“If you just let yourself be wrong and accept that you’re wrong, that’s discovery, right?…That’s how science moves forward.”

 

An interview with David Barner, PhD
Professor of Psychology & Linguistics, University of California, San Diego

By: Michelle Johnson, October 26, 2018

What drew you to the area you’re working in now?

When I went to junior high, I had a really good friend: we were living in a small military town, 10,000 people, and there was this one guy who played guitar, was really intellectual, kind of an outcast, and so I quickly became friends with him. He was reading Nietzsche in grade 10, and I was like, who is this guy? He ended up going to college, we became roommates, and he was studying linguistics while I was studying psychology. I ended up becoming interested in the link between cognition and language, just through our conversations. We ended up co-authoring our first papers together and are still really good friends and collaborators to this day.

Can you give a real-world example that touches on some of your research?

A lot of the work that I do is related to how kids learn mathematics, and we look at different stages of development in different countries. We do work in the US but also in India, China, Japan, Europe, and we look at different cultural practices for teaching mathematics, but also how the way that different languages talk about numbers affects how kids learn. One of the things we’re interested in is how these differences between languages makes it easier or harder for kids to learn addition and multiplication and so on.

There are also weird things that kids learn—in some cultures there are these crazes, like kids are learning how to do “mental abacus.” It’s like using these old, ancient calculators that you might see in Chinatown, for example, but using them to do math at lightning-speed by visualizing the abacus and then moving the beads around in your mind. There are international competitions that do this and we’ve done a bunch of work on what’s going on: how are these kids doing this, what are they visualizing, how is that possible?

What have your experiences been like with interdisciplinary collaborations?

Most of collaboration is about trying to learn techniques that you don’t know or accessing methods or populations that you can’t otherwise work on yourself. One example is when we’ve done work in India: we showed up there interested in mathematics for a variety of reasons, but we ended up creating collaborations with social psychologists because when you go to India, the most obviously interesting thing isn’t how they do math, it’s the fact that there are Hindu and Muslim people living together side by side. There’s a history of conflict between these groups, there are caste systems on the Hindu side that are less important than they were in the past but they still structure society and structure people’s beliefs about each other. So, we collaborated with social psychologists to figure out how the caste system works. That’s my ideal case where you are working on one thing, and then you lift your head up from what you’re doing and you notice that there’s all this other stuff going on.

What have you found surprising as a scientist?

I think the most interesting thing about being a scientist is if you do it right, you can be surprised. If you design a study, propose a hypothesis, you’re careful to articulate what the null hypothesis is, and then you conduct the study in an unbiased way, you can be wrong. And if you just let yourself be wrong and accept that you’re wrong, that’s discovery, right? That’s when your expectations and what most people around you think likely should be true turns out to be false. That’s how science moves forward.
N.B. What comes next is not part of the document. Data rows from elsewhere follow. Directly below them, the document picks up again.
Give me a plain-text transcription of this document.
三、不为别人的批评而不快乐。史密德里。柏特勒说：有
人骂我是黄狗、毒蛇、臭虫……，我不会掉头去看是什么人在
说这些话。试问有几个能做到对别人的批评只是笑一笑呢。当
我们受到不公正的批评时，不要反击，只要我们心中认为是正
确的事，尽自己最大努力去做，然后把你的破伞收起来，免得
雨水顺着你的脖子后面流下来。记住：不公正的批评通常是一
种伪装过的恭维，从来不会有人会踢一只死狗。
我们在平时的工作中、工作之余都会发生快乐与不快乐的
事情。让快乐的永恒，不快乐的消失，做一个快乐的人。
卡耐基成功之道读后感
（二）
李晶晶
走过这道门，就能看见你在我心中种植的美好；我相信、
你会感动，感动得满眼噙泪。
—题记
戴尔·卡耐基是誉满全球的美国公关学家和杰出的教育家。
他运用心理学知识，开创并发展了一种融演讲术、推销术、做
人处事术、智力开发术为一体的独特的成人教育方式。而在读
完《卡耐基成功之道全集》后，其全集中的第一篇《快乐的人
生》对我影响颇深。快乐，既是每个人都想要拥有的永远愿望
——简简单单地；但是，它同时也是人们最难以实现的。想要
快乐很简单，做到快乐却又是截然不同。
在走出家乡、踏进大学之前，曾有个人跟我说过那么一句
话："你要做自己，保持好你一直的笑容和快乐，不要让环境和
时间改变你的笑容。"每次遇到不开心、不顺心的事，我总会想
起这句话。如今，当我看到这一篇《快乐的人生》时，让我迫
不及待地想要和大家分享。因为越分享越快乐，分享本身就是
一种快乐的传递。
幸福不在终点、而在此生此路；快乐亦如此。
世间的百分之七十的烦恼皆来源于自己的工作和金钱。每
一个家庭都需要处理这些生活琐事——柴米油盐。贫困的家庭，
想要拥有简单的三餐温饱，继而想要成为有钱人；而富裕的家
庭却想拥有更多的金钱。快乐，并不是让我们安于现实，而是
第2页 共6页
What is the best piece of advice anyone’s ever given you?

My favorite quote from Anthony Bourdain, the famous chef, is just “Show up, and show up on time.” That’s like 90% of it. That’s a general piece of advice I give to students and faculty. I’ve seen people not get tenure probably because they’re 10 minutes late for everything. What my military father drilled into me for my entire childhood is right: you’ve got to show up, and you have to show up on time.